Sentiment Analysis of Code-Switched Filipino-English Product and Service Reviews Using Transformers-Based Large Language Models

Document Type

Conference Proceeding

Publication Date



Bilingual individuals already outnumber monolinguals yet most of the available resources for research in natural language processing (NLP) are for high-resource single languages. A recent area of interest in NLP research for low-resource languages is code-switching, a phenomenon in both written and spoken communication marked by the usage of at least two languages in one utterance. This work presented two novel contributions to NLP research for low-resource languages. First, it introduced the first sentiment-annotated corpus of Filipino-English Reviews with Code-Switching (FiReCS) with more than 10k instances of product and service reviews. Second, it developed sentiment analysis models for Filipino-English text using pre-trained Transformers-based large language models (LLMs) and introduced benchmark results for zero-shot sentiment analysis on text with code-switching using OpenAI’s GPT-3 series models.

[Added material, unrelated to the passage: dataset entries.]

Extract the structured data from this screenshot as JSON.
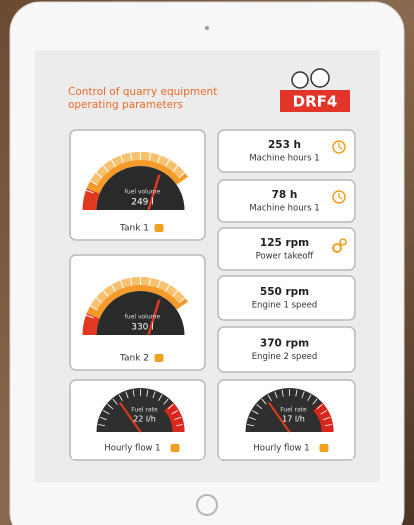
{
  "header": {
    "title": [
      "Control of quarry equipment",
      "operating parameters"
    ],
    "logo": "DRF4"
  },
  "gauges": [
    {
      "caption": "fuel volume",
      "value": "249 l",
      "label": "Tank 1",
      "kind": "tank"
    },
    {
      "caption": "fuel volume",
      "value": "330 l",
      "label": "Tank 2",
      "kind": "tank"
    },
    {
      "caption": "Fuel rate",
      "value": "22 l/h",
      "label": "Hourly flow 1",
      "kind": "flow"
    },
    {
      "caption": "Fuel rate",
      "value": "17 l/h",
      "label": "Hourly flow 1",
      "kind": "flow"
    }
  ],
  "cards": [
    {
      "value": "253 h",
      "label": "Machine hours 1",
      "icon": "clock"
    },
    {
      "value": "78 h",
      "label": "Machine hours 1",
      "icon": "clock"
    },
    {
      "value": "125 rpm",
      "label": "Power takeoff",
      "icon": "gear"
    },
    {
      "value": "550 rpm",
      "label": "Engine 1 speed",
      "icon": "none"
    },
    {
      "value": "370 rpm",
      "label": "Engine 2 speed",
      "icon": "none"
    }
  ]
}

The performance of the Transformers-based sentiment analysis models were compared against those of existing lexicon-based sentiment analysis tools designed for monolingual text. The fine-tuned XLM-RoBERTa model achieved the highest accuracy and weighted average F1-score of 0.84 with F1-scores of 0.89, 0.86, and 0.78 in the Positive, Negative, and Neutral sentiment classes, respectively. The poor performance of the lexicon-based sentiment analysis tools exemplifies the limitations of such systems that are designed for a single language when applied to bilingual text involving code-switching.